Brendan Devenney: Donegal's young guns need to learn fast

Donegal have got their Division 1 campaign off to a mixed start, but show signs of evolving under Rory Gallagher

Eoghan Ban Gallagher, Donegal, Dublin, GAA

Image: ©INPHO/Presseye/Lorcan Doherty

What threatened to be a disastrous league campaign for Donegal, continues to show signs of progress for Rory Gallagher's charges.

Ahead of their Division 1 opener, Donegal lost Rory Kavanagh, Christy Toye and David Walsh to retirement. Eamon McGee and Colm McFadden hung up their boots at inter-county level last August, while only last month, midfielder Neil Gallagher also drew the curtain on an illustrious inter-county career.

Many questioned how the 2012 All-Ireland winners would react to the departures and there were concerns that the Ulster side would struggle to retain their Division 1 status.

Their first league game against Kerry got off to a rocky start.

The Munster champions had 2-15 of their 2-17 total on the board by 45 minutes and the game looked all but beyond Donegal in the second half. But a late rally saw Gallagher's men notch six points in the final 11 minutes of the game to run the game a lot closer than it had once looked. 

"They were 10 points down to Kerry in the first game in Letterkenny and I thought they were in for a couple of seriously tough years ahead," says former Donegal forward, Brendan Devenney.

"Maybe Kerry just stopped playing, but the attitude of those lads [...] they don’t give up. They came back and could have stolen a draw against Kerry because of the penalty shout. With a couple of minutes to go it there was four points in it and it was all Donegal."

The first game of the league, Devenney explains, can be deceptive and a defeat to last year's All-Ireland semi-finalists would not have been the worst the result.

"They were coming into this game very much from the cold. For some reason there’s some terrible hoodoo in Letterkenny and they enjoyed the opposite in Ballybofey, they haven’t been beaten there since 2010.

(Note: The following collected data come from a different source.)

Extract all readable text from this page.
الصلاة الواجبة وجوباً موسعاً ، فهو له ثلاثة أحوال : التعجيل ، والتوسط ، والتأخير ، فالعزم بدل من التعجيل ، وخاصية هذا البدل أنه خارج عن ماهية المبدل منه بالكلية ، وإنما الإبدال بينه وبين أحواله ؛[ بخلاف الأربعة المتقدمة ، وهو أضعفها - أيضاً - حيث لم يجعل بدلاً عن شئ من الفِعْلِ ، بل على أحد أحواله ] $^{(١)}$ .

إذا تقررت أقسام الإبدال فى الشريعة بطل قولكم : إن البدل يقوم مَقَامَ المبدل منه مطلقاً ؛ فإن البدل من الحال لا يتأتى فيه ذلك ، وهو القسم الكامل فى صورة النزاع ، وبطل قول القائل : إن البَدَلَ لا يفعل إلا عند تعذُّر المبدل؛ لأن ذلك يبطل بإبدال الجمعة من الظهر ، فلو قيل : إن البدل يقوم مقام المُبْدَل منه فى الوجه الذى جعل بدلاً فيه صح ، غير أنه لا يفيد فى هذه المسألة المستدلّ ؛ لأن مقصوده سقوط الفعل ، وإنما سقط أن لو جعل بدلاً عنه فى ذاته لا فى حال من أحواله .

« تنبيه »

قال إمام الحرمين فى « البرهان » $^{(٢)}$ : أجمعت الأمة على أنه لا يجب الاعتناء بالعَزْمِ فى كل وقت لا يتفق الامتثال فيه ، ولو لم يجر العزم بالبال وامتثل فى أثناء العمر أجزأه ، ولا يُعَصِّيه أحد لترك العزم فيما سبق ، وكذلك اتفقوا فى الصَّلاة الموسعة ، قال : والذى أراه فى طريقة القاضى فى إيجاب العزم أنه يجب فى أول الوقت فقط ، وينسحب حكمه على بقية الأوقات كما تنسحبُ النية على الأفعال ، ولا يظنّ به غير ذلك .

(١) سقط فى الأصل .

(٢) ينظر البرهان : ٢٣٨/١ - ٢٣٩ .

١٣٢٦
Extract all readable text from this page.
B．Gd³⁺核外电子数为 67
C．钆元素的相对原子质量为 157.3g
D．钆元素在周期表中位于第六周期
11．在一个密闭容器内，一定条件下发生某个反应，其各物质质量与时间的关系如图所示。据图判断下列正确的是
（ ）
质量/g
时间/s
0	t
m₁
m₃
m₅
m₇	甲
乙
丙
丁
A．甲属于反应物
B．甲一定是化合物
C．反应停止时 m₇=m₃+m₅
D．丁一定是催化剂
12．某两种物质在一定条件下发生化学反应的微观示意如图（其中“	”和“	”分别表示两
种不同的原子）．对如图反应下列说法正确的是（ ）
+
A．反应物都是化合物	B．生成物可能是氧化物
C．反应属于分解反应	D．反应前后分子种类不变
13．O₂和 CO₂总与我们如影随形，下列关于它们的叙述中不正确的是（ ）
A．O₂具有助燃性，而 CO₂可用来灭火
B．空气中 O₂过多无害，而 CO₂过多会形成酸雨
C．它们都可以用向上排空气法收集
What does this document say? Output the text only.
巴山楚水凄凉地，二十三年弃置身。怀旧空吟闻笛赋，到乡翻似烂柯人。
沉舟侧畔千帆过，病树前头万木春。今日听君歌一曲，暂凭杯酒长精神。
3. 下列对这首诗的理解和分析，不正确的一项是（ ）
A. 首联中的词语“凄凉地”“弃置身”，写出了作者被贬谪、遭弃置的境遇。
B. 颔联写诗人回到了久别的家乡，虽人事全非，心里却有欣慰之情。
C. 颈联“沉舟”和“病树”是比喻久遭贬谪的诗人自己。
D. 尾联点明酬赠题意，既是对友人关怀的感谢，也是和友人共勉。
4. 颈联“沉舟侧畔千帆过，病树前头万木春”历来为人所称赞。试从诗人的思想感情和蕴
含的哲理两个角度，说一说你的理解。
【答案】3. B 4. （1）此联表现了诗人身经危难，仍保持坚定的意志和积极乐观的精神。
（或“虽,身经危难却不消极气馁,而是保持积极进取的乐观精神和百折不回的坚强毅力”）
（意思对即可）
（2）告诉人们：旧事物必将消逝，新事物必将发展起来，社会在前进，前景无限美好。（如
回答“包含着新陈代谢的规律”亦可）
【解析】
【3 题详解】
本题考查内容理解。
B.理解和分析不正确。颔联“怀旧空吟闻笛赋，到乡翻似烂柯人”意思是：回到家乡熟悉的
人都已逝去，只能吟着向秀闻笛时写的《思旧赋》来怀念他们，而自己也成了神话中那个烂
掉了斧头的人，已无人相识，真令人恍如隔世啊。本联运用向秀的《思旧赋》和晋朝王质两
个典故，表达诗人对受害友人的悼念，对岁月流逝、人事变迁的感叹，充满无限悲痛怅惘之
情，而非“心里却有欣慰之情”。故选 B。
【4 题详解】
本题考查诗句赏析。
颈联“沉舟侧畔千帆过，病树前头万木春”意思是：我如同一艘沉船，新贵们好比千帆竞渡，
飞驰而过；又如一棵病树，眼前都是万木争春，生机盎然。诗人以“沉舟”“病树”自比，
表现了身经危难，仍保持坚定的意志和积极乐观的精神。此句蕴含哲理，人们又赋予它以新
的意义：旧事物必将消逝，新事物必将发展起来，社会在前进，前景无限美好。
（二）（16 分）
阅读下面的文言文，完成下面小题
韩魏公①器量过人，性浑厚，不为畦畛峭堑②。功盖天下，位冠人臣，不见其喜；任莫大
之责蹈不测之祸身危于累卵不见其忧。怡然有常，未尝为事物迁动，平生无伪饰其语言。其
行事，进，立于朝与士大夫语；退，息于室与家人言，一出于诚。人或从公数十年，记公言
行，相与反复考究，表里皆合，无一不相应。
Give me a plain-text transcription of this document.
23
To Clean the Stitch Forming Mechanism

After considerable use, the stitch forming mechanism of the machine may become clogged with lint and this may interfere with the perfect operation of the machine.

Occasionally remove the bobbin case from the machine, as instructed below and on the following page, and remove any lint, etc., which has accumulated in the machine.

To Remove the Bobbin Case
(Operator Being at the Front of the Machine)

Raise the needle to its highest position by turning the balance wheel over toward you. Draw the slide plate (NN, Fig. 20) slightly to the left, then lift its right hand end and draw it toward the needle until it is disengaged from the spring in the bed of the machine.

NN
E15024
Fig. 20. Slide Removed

"It would have been a setback but I don’t think at this point any result would have been make or break a team like this because they’re certainly looking to find their feet. If the top one or two teams expose them early on, I don’t think that would have bothered them too much."

Having rallied from 10 points down, they bounced back to beat Roscommon and Devenney says that result is a better reflection of where they are at the moment.

"Both teams were evenly matched in terms of players that were missing. It was a real 50-50 game. The fact that Roscommon were at home, a lot of people would have backed them, but again Donegal showed a lot composure.

"Bringing Neil McGee back was a big factor. Donegal now have certain players they would find it hard to do without. That’s what amazed me so much during the Dublin performance. The likes of Michael Murphy, Neil McGee, Frank McGlynn and Patrick McBrearty have to play. They’re really the spine of the team. They can’t really do without them.

"So when McBrearty wasn’t playing against Dublin I really thought that frees from the right-hand side and his ball winning ability would be a massive loss. I felt we couldn’t outplay them but we did."

Donegal's Ciaran Thompson evades the challenge of Dublin's Brian Fenton. Image: ©INPHO/Presseye/Lorcan Doherty

The focus now for Gallagher will be on finding his strongest starting XV and tweaking his system to include a number of young talented players who have stepped into the void left by Donegal's retired stalwarts.

"He’ll want the players to bed in and get used to the new system. Their target would have been to avoid relegation, so I think if Rory Gallagher can achieve both of those he will look back on this as a positive league campaign.

"The pressure is sort of off him as a manager. When you have that many changes and that many players coming through [...] you have to be able to get the best off all those new faces. So far I think he’s done just that. There’s a great ‘never say die’ attitude with them and a great togetherness within the group. He deserves a lot of credit, alongside his backroom team, for blooding those lads.

"A lot of them have a future in that first team, but they’ll have to learn fast.

"The likes of Caolan Ward this year, he’s been unbelievable. He’s someone who is so suited to counter-attacking football. He’s fast, he reads the game, he’s tenacious. He had a great game against Dublin the last day.

"But again, they’ll have to learn fast if they want to compete with Monaghan and Tyrone."

He added: "Over the three games so far, there’s been a lot in the way of positivity despite the changing of the guard. Early on I thought it would be tough but already we’re seeing the basis of a decent team getting together."